In a recent post, we discussed how to use NVIDIA NeMo Curator to curate custom datasets for pretraining or continuous training use cases of large language models (LLMs) and small language models (SLMs).
While such training scenarios are an important part of LLM development, many downstream applications involve fine-tuning existing foundation models on domain-specific datasets. This can be achieved using supervised fine-tuning (SFT) or parameter-efficient fine-tuning (PEFT) methods such as LoRA and p-tuning.
In these workflows, you typically need to iterate quickly and experiment with various ideas and hyperparameter settings, as well as how the training data are processed and exposed to the model. You must process and curate multiple variants of your datasets to ensure effective learning with the nuances of your domain-specific data.
Due to the limited amount of data available in such workflows, high-quality data curation using a flexible processing pipeline is crucial.
This post walks you through creating a custom data curation pipeline using NeMo Curator, focusing specifically on SFT and PEFT use cases. For more information about the basic building blocks that NeMo Curator provides, see Curating Custom Datasets for LLM Training with NVIDIA NeMo Curator.
Overview
For demonstration purposes, this post focuses on a toy example involving email classification. The goal is to curate a small text-based dataset, where each record consists of an email (subject and body) along with a predefined classification label for that email.
We used the Enron emails dataset for this purpose, where each email is labeled into one of eight categories. This dataset is publicly available on HuggingFace and contains ~1,400 records.
The data curation pipeline involves the following high-level steps:
- Define downloader, iterator, and extractor classes to convert the dataset into the JSONL format.
- Use existing tools to unify the Unicode representation.
- Define custom dataset filters to remove emails that are empty or too long.
- Redact all personally identifiable information (PII) from the dataset.
- Add instruction prompts to each record.
- Put the curation pipeline together.
The execution of this curation pipeline should take less than 5 minutes on consumer-grade hardware. To access the complete code for this tutorial, see the /NVIDIA/NeMo-Curator GitHub repo.
Prerequisites
Before you start, you must install the NeMo Curator framework. Follow the instructions in the NeMo Curator GitHub README file to install the framework.
Next, run the following commands to verify the installation and install any additional dependencies:
$ python -c "import nemo_curator; print(nemo_curator);"
$ pip3 install requests
Defining custom document builders
The first step of curating a dataset is to implement the document builders that can download and iterate through the dataset.
Downloading the dataset
Implement the DocumentDownloader
class, which takes the dataset’s URL and downloads it using the requests
library.
import requests
from nemo_curator.download.doc_builder import DocumentDownloader
class EmailsDownloader(DocumentDownloader):
def __init__(self, download_dir: str):
super().__init__()
if not os.path.isdir(download_dir):
os.makedirs(download_dir)
self._download_dir = download_dir
print("Download directory: ", self._download_dir)
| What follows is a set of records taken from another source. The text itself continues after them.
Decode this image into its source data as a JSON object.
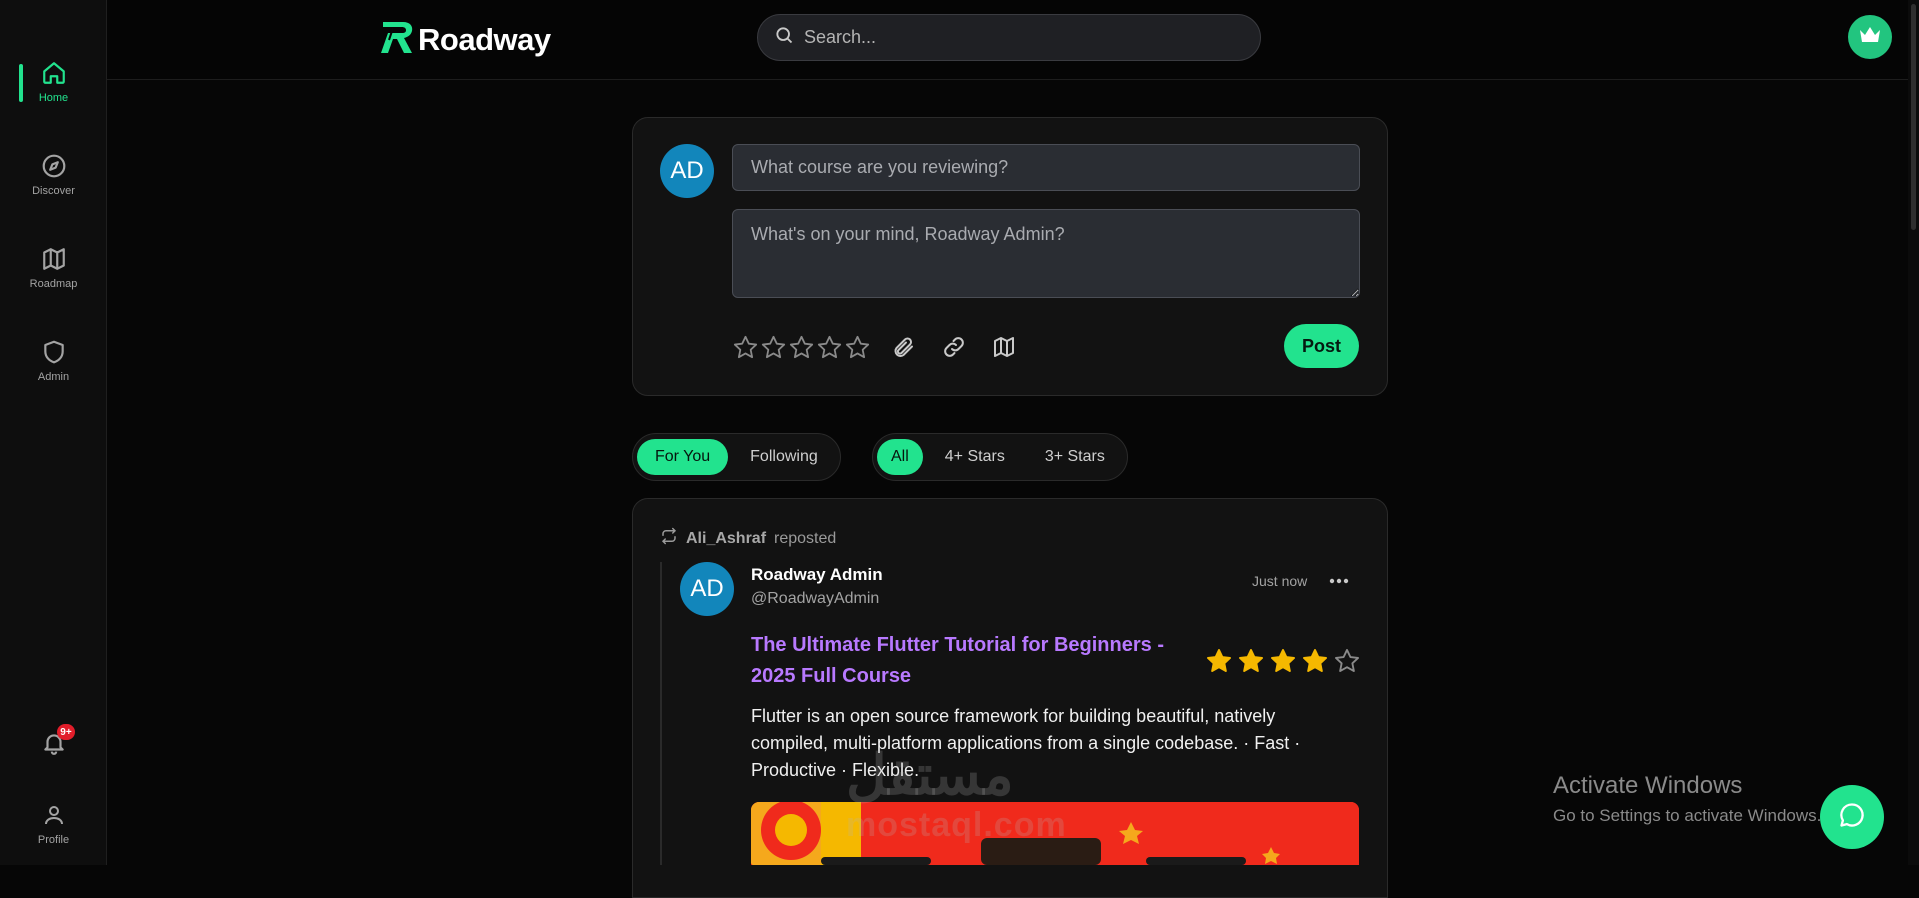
{
  "app": {
    "name": "Roadway"
  },
  "sidebar": {
    "items": [
      {
        "label": "Home",
        "icon": "home-icon",
        "active": true
      },
      {
        "label": "Discover",
        "icon": "compass-icon",
        "active": false
      },
      {
        "label": "Roadmap",
        "icon": "map-icon",
        "active": false
      },
      {
        "label": "Admin",
        "icon": "shield-icon",
        "active": false
      }
    ],
    "notifications": {
      "icon": "bell-icon",
      "badge": "9+"
    },
    "profile": {
      "label": "Profile",
      "icon": "user-icon"
    }
  },
  "header": {
    "search_placeholder": "Search...",
    "crown_icon": "crown-icon"
  },
  "composer": {
    "avatar_initials": "AD",
    "course_placeholder": "What course are you reviewing?",
    "body_placeholder": "What's on your mind, Roadway Admin?",
    "rating": 0,
    "rating_max": 5,
    "tool_icons": [
      "paperclip-icon",
      "link-icon",
      "map-icon"
    ],
    "post_label": "Post"
  },
  "filters": {
    "feed": [
      {
        "label": "For You",
        "active": true
      },
      {
        "label": "Following",
        "active": false
      }
    ],
    "stars": [
      {
        "label": "All",
        "active": true
      },
      {
        "label": "4+ Stars",
        "active": false
      },
      {
        "label": "3+ Stars",
        "active": false
      }
    ]
  },
  "post": {
    "reposted_by": "Ali_Ashraf",
    "reposted_text": "reposted",
    "avatar_initials": "AD",
    "author": "Roadway Admin",
    "handle": "@RoadwayAdmin",
    "time": "Just now",
    "title": "The Ultimate Flutter Tutorial for Beginners - 2025 Full Course",
    "rating": 4,
    "rating_max": 5,
    "body": "Flutter is an open source framework for building beautiful, natively compiled, multi-platform applications from a single codebase. · Fast · Productive · Flexible."
  },
  "overlay": {
    "watermark_ar": "مستقل",
    "watermark_en": "mostaql.com",
    "windows_title": "Activate Windows",
    "windows_sub": "Go to Settings to activate Windows."
  },
  "colors": {
    "accent": "#22e38e",
    "title_purple": "#b879ff",
    "star_gold": "#f5b800",
    "avatar_blue": "#1286bb"
  }
}
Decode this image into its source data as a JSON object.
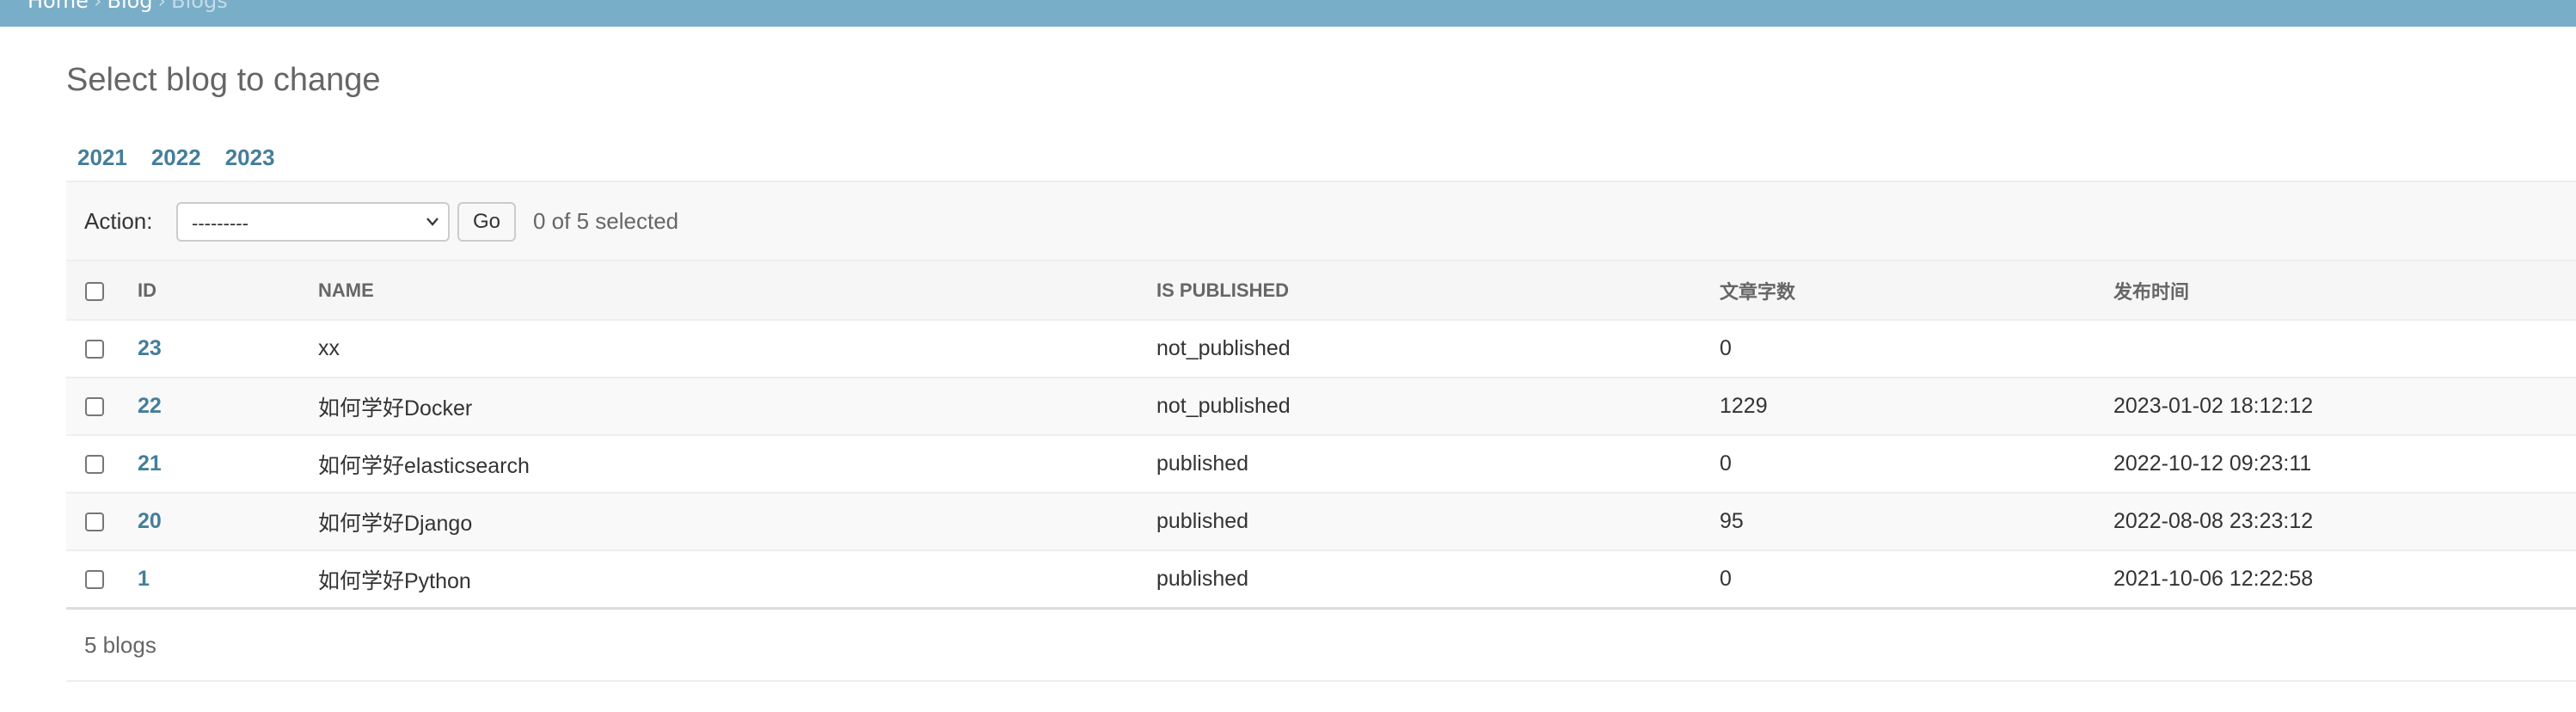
{
  "breadcrumbs": {
    "home": "Home",
    "app": "Blog",
    "current": "Blogs",
    "separator": "›"
  },
  "page_title": "Select blog to change",
  "date_hierarchy": [
    "2021",
    "2022",
    "2023"
  ],
  "actions": {
    "label": "Action:",
    "selected_option": "---------",
    "go_label": "Go",
    "selection_count": "0 of 5 selected"
  },
  "table": {
    "columns": [
      "ID",
      "NAME",
      "IS PUBLISHED",
      "文章字数",
      "发布时间"
    ],
    "rows": [
      {
        "id": "23",
        "name": "xx",
        "status": "not_published",
        "word_count": "0",
        "publish_time": ""
      },
      {
        "id": "22",
        "name": "如何学好Docker",
        "status": "not_published",
        "word_count": "1229",
        "publish_time": "2023-01-02 18:12:12"
      },
      {
        "id": "21",
        "name": "如何学好elasticsearch",
        "status": "published",
        "word_count": "0",
        "publish_time": "2022-10-12 09:23:11"
      },
      {
        "id": "20",
        "name": "如何学好Django",
        "status": "published",
        "word_count": "95",
        "publish_time": "2022-08-08 23:23:12"
      },
      {
        "id": "1",
        "name": "如何学好Python",
        "status": "published",
        "word_count": "0",
        "publish_time": "2021-10-06 12:22:58"
      }
    ]
  },
  "paginator": "5 blogs",
  "colors": {
    "header_bar": "#79aec8",
    "link": "#447e9b"
  }
}
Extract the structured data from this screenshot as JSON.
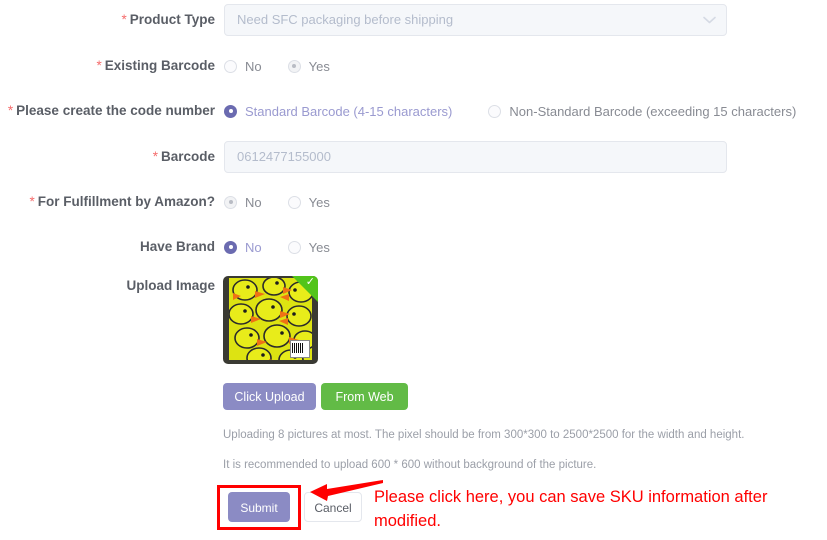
{
  "form": {
    "rows": [
      {
        "label": "Product Type",
        "required": true,
        "type": "select",
        "value": "Need SFC packaging before shipping",
        "icon": "chevron-down-icon",
        "disabled": true
      },
      {
        "label": "Existing Barcode",
        "required": true,
        "type": "radio",
        "disabled": true,
        "options": [
          {
            "label": "No",
            "selected": false
          },
          {
            "label": "Yes",
            "selected": true
          }
        ]
      },
      {
        "label": "Please create the code number",
        "required": true,
        "type": "radio",
        "disabled": false,
        "options": [
          {
            "label": "Standard Barcode (4-15 characters)",
            "selected": true
          },
          {
            "label": "Non-Standard Barcode (exceeding 15 characters)",
            "selected": false
          }
        ]
      },
      {
        "label": "Barcode",
        "required": true,
        "type": "text",
        "value": "0612477155000",
        "disabled": true
      },
      {
        "label": "For Fulfillment by Amazon?",
        "required": true,
        "type": "radio",
        "disabled": true,
        "options": [
          {
            "label": "No",
            "selected": true
          },
          {
            "label": "Yes",
            "selected": false
          }
        ]
      },
      {
        "label": "Have Brand",
        "required": false,
        "type": "radio",
        "disabled": false,
        "options": [
          {
            "label": "No",
            "selected": true
          },
          {
            "label": "Yes",
            "selected": false
          }
        ]
      }
    ]
  },
  "upload": {
    "label": "Upload Image",
    "thumbnail_alt": "product-photo-yellow-duck-notebook",
    "thumbnail_badge": "check-icon",
    "click_upload_label": "Click Upload",
    "from_web_label": "From Web",
    "hint": "Uploading 8 pictures at most. The pixel should be from 300*300 to 2500*2500 for the width and height. It is recommended to upload 600 * 600 without background of the picture."
  },
  "footer": {
    "submit_label": "Submit",
    "cancel_label": "Cancel"
  },
  "annotation": {
    "text": "Please click here, you can save SKU information after modified.",
    "color": "#ff0000"
  },
  "colors": {
    "accent_purple": "#8b8bc4",
    "radio_checked": "#6b6bb0",
    "green_button": "#62bb46",
    "badge_green": "#52c41a",
    "required_star": "#f56c6c",
    "annotation_red": "#ff0000",
    "input_bg": "#f5f7fa",
    "input_border": "#e4e7ed",
    "label_text": "#5a5e66"
  }
}
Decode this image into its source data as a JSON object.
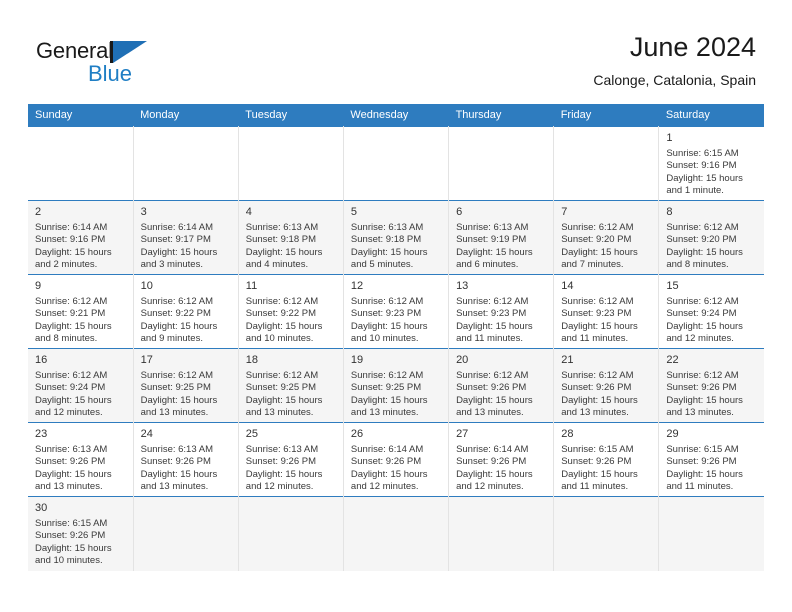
{
  "brand": {
    "name_part1": "General",
    "name_part2": "Blue",
    "flag_icon": "blue-triangle-flag-icon",
    "accent_color": "#1f7ec4"
  },
  "header": {
    "title": "June 2024",
    "subtitle": "Calonge, Catalonia, Spain"
  },
  "calendar": {
    "header_bg": "#2e7cbf",
    "weekdays": [
      "Sunday",
      "Monday",
      "Tuesday",
      "Wednesday",
      "Thursday",
      "Friday",
      "Saturday"
    ],
    "weeks": [
      [
        {
          "day": "",
          "sunrise": "",
          "sunset": "",
          "daylight1": "",
          "daylight2": ""
        },
        {
          "day": "",
          "sunrise": "",
          "sunset": "",
          "daylight1": "",
          "daylight2": ""
        },
        {
          "day": "",
          "sunrise": "",
          "sunset": "",
          "daylight1": "",
          "daylight2": ""
        },
        {
          "day": "",
          "sunrise": "",
          "sunset": "",
          "daylight1": "",
          "daylight2": ""
        },
        {
          "day": "",
          "sunrise": "",
          "sunset": "",
          "daylight1": "",
          "daylight2": ""
        },
        {
          "day": "",
          "sunrise": "",
          "sunset": "",
          "daylight1": "",
          "daylight2": ""
        },
        {
          "day": "1",
          "sunrise": "Sunrise: 6:15 AM",
          "sunset": "Sunset: 9:16 PM",
          "daylight1": "Daylight: 15 hours",
          "daylight2": "and 1 minute."
        }
      ],
      [
        {
          "day": "2",
          "sunrise": "Sunrise: 6:14 AM",
          "sunset": "Sunset: 9:16 PM",
          "daylight1": "Daylight: 15 hours",
          "daylight2": "and 2 minutes."
        },
        {
          "day": "3",
          "sunrise": "Sunrise: 6:14 AM",
          "sunset": "Sunset: 9:17 PM",
          "daylight1": "Daylight: 15 hours",
          "daylight2": "and 3 minutes."
        },
        {
          "day": "4",
          "sunrise": "Sunrise: 6:13 AM",
          "sunset": "Sunset: 9:18 PM",
          "daylight1": "Daylight: 15 hours",
          "daylight2": "and 4 minutes."
        },
        {
          "day": "5",
          "sunrise": "Sunrise: 6:13 AM",
          "sunset": "Sunset: 9:18 PM",
          "daylight1": "Daylight: 15 hours",
          "daylight2": "and 5 minutes."
        },
        {
          "day": "6",
          "sunrise": "Sunrise: 6:13 AM",
          "sunset": "Sunset: 9:19 PM",
          "daylight1": "Daylight: 15 hours",
          "daylight2": "and 6 minutes."
        },
        {
          "day": "7",
          "sunrise": "Sunrise: 6:12 AM",
          "sunset": "Sunset: 9:20 PM",
          "daylight1": "Daylight: 15 hours",
          "daylight2": "and 7 minutes."
        },
        {
          "day": "8",
          "sunrise": "Sunrise: 6:12 AM",
          "sunset": "Sunset: 9:20 PM",
          "daylight1": "Daylight: 15 hours",
          "daylight2": "and 8 minutes."
        }
      ],
      [
        {
          "day": "9",
          "sunrise": "Sunrise: 6:12 AM",
          "sunset": "Sunset: 9:21 PM",
          "daylight1": "Daylight: 15 hours",
          "daylight2": "and 8 minutes."
        },
        {
          "day": "10",
          "sunrise": "Sunrise: 6:12 AM",
          "sunset": "Sunset: 9:22 PM",
          "daylight1": "Daylight: 15 hours",
          "daylight2": "and 9 minutes."
        },
        {
          "day": "11",
          "sunrise": "Sunrise: 6:12 AM",
          "sunset": "Sunset: 9:22 PM",
          "daylight1": "Daylight: 15 hours",
          "daylight2": "and 10 minutes."
        },
        {
          "day": "12",
          "sunrise": "Sunrise: 6:12 AM",
          "sunset": "Sunset: 9:23 PM",
          "daylight1": "Daylight: 15 hours",
          "daylight2": "and 10 minutes."
        },
        {
          "day": "13",
          "sunrise": "Sunrise: 6:12 AM",
          "sunset": "Sunset: 9:23 PM",
          "daylight1": "Daylight: 15 hours",
          "daylight2": "and 11 minutes."
        },
        {
          "day": "14",
          "sunrise": "Sunrise: 6:12 AM",
          "sunset": "Sunset: 9:23 PM",
          "daylight1": "Daylight: 15 hours",
          "daylight2": "and 11 minutes."
        },
        {
          "day": "15",
          "sunrise": "Sunrise: 6:12 AM",
          "sunset": "Sunset: 9:24 PM",
          "daylight1": "Daylight: 15 hours",
          "daylight2": "and 12 minutes."
        }
      ],
      [
        {
          "day": "16",
          "sunrise": "Sunrise: 6:12 AM",
          "sunset": "Sunset: 9:24 PM",
          "daylight1": "Daylight: 15 hours",
          "daylight2": "and 12 minutes."
        },
        {
          "day": "17",
          "sunrise": "Sunrise: 6:12 AM",
          "sunset": "Sunset: 9:25 PM",
          "daylight1": "Daylight: 15 hours",
          "daylight2": "and 13 minutes."
        },
        {
          "day": "18",
          "sunrise": "Sunrise: 6:12 AM",
          "sunset": "Sunset: 9:25 PM",
          "daylight1": "Daylight: 15 hours",
          "daylight2": "and 13 minutes."
        },
        {
          "day": "19",
          "sunrise": "Sunrise: 6:12 AM",
          "sunset": "Sunset: 9:25 PM",
          "daylight1": "Daylight: 15 hours",
          "daylight2": "and 13 minutes."
        },
        {
          "day": "20",
          "sunrise": "Sunrise: 6:12 AM",
          "sunset": "Sunset: 9:26 PM",
          "daylight1": "Daylight: 15 hours",
          "daylight2": "and 13 minutes."
        },
        {
          "day": "21",
          "sunrise": "Sunrise: 6:12 AM",
          "sunset": "Sunset: 9:26 PM",
          "daylight1": "Daylight: 15 hours",
          "daylight2": "and 13 minutes."
        },
        {
          "day": "22",
          "sunrise": "Sunrise: 6:12 AM",
          "sunset": "Sunset: 9:26 PM",
          "daylight1": "Daylight: 15 hours",
          "daylight2": "and 13 minutes."
        }
      ],
      [
        {
          "day": "23",
          "sunrise": "Sunrise: 6:13 AM",
          "sunset": "Sunset: 9:26 PM",
          "daylight1": "Daylight: 15 hours",
          "daylight2": "and 13 minutes."
        },
        {
          "day": "24",
          "sunrise": "Sunrise: 6:13 AM",
          "sunset": "Sunset: 9:26 PM",
          "daylight1": "Daylight: 15 hours",
          "daylight2": "and 13 minutes."
        },
        {
          "day": "25",
          "sunrise": "Sunrise: 6:13 AM",
          "sunset": "Sunset: 9:26 PM",
          "daylight1": "Daylight: 15 hours",
          "daylight2": "and 12 minutes."
        },
        {
          "day": "26",
          "sunrise": "Sunrise: 6:14 AM",
          "sunset": "Sunset: 9:26 PM",
          "daylight1": "Daylight: 15 hours",
          "daylight2": "and 12 minutes."
        },
        {
          "day": "27",
          "sunrise": "Sunrise: 6:14 AM",
          "sunset": "Sunset: 9:26 PM",
          "daylight1": "Daylight: 15 hours",
          "daylight2": "and 12 minutes."
        },
        {
          "day": "28",
          "sunrise": "Sunrise: 6:15 AM",
          "sunset": "Sunset: 9:26 PM",
          "daylight1": "Daylight: 15 hours",
          "daylight2": "and 11 minutes."
        },
        {
          "day": "29",
          "sunrise": "Sunrise: 6:15 AM",
          "sunset": "Sunset: 9:26 PM",
          "daylight1": "Daylight: 15 hours",
          "daylight2": "and 11 minutes."
        }
      ],
      [
        {
          "day": "30",
          "sunrise": "Sunrise: 6:15 AM",
          "sunset": "Sunset: 9:26 PM",
          "daylight1": "Daylight: 15 hours",
          "daylight2": "and 10 minutes."
        },
        {
          "day": "",
          "sunrise": "",
          "sunset": "",
          "daylight1": "",
          "daylight2": ""
        },
        {
          "day": "",
          "sunrise": "",
          "sunset": "",
          "daylight1": "",
          "daylight2": ""
        },
        {
          "day": "",
          "sunrise": "",
          "sunset": "",
          "daylight1": "",
          "daylight2": ""
        },
        {
          "day": "",
          "sunrise": "",
          "sunset": "",
          "daylight1": "",
          "daylight2": ""
        },
        {
          "day": "",
          "sunrise": "",
          "sunset": "",
          "daylight1": "",
          "daylight2": ""
        },
        {
          "day": "",
          "sunrise": "",
          "sunset": "",
          "daylight1": "",
          "daylight2": ""
        }
      ]
    ]
  }
}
def download(self, url: str) -> str:
filename = os.path.basename(url)
output_file = os.path.join(self._download_dir, filename)
if os.path.exists(output_file):
print(f"File '{output_file}' already exists, skipping download.")
return output_file
print(f"Downloading Enron emails dataset from '{url}'...")
response = requests.get(url)
with open(output_file, "wb") as file:
file.write(response.content)
return output_file
The downloaded dataset is a text file, and each entry roughly follows the following format:
“<s>[system instruction prompts]
Subject:: [email subject]
Body:: [email body]
[category label] <s>”
This format can be easily broken into its constituent parts using regular expressions. The key thing to remember is that entries are separated by sequences of “<s> … <s>”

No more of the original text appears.